La domanda è: possiamo noi europei raggiungere la piena autonomia industriale in termini di produzione e disponibilità di semiconduttori? Secondo Chris Miller, l’autore di Chip War, assolutamente no, ma neanche per gli altri sarà possibile.

Le supply chain ormai sono troppo estese, globali e interconnesse tra loro”, ha spiegato su thenextweb.com.

Cina vs USA

Anche la Cina e gli Stati Uniti devono affrontare questa realtà. Entrambe queste potenze hanno annunciato che faranno di tutto per divenire leader di questo settore chiave, ma il risultato non è scontato.

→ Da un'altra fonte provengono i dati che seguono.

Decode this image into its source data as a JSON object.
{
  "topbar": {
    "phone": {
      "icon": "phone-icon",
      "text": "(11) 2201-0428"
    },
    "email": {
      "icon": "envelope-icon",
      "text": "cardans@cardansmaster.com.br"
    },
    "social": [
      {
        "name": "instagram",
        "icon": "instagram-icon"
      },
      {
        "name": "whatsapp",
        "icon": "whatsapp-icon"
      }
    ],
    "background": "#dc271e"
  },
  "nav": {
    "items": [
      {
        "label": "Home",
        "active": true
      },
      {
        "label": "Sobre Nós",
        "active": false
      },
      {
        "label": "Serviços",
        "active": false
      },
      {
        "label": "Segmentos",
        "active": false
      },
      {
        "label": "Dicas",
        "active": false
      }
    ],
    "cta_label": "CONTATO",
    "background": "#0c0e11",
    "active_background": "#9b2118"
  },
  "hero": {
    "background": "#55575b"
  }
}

Pechino sta investendo più risorse finanziarie in chip che nel petrolio, nel tentativo di potenziare l’ecosistema industriale interno dei semiconduttori. Washington sta tentando la stessa strada, imponendo controlli più rigorosi nell’import/export di questi prodotti e componenti.

Una mossa che ha determinato un peggioramento dei rapporti commerciali tra la Cina e Taiwan (che produce il 60% circa dei semiconduttori a livello mondiale e il 90% di quelli di ultima generazione) e che ha favorito un peggioramento dei rapporti anche con l’UE.

In Europa c’è il gigante olandese ASML e senza le sue forniture le aziende cinesi potrebbero entrare in crisi nella produzione di chip avanzati.

Una guerra mondiale di chip inevitabile? Miller abbassa i toni e fa ragionare: “esistono forti attriti tra Cina, USA e UE in termini di catene di approvvigionamento di chip, ma nessuno ha davvero l’intenzione di rompere i rapporti con l’altro. Come detto, il livello di interconnessione ed interdipendenza è alto”.

Il punto di forza dell’Europa sono le industrie manifatturiere ad alta intensità di ricerca, innovazione e sviluppo

Bruxelles vuole arrivare ad una quota di produzione dei semiconduttori a livello mondiale non inferiore al 20% (il doppio di quella attuale) entro il 2030.

Un obiettivo possibile, secondo l’esperto, ma raggiungibile solo se ci sarà il pieno sostegno delle aziende leader, delle istituzioni europee e delle principali economie dell’Unione.

Un primo esempio che potrebbe aprire la strada a questo percorso di ritorno al made in EU è l’annuncio di Intel e della taiwanese TSMC di aprire siti produttivi direttamente in Germania.

Se l’Ue vuole conquistarsi un posto di rilievo in questo settore non deve puntare alla piena sovranità tecnologica e produttiva, ma concentrarsi sulla qualità dei progetti e sulle industrie manifatturiere ad alta intensità di ricerca, innovazione e sviluppo, il suo vero punto di forza storico su scala mondiale.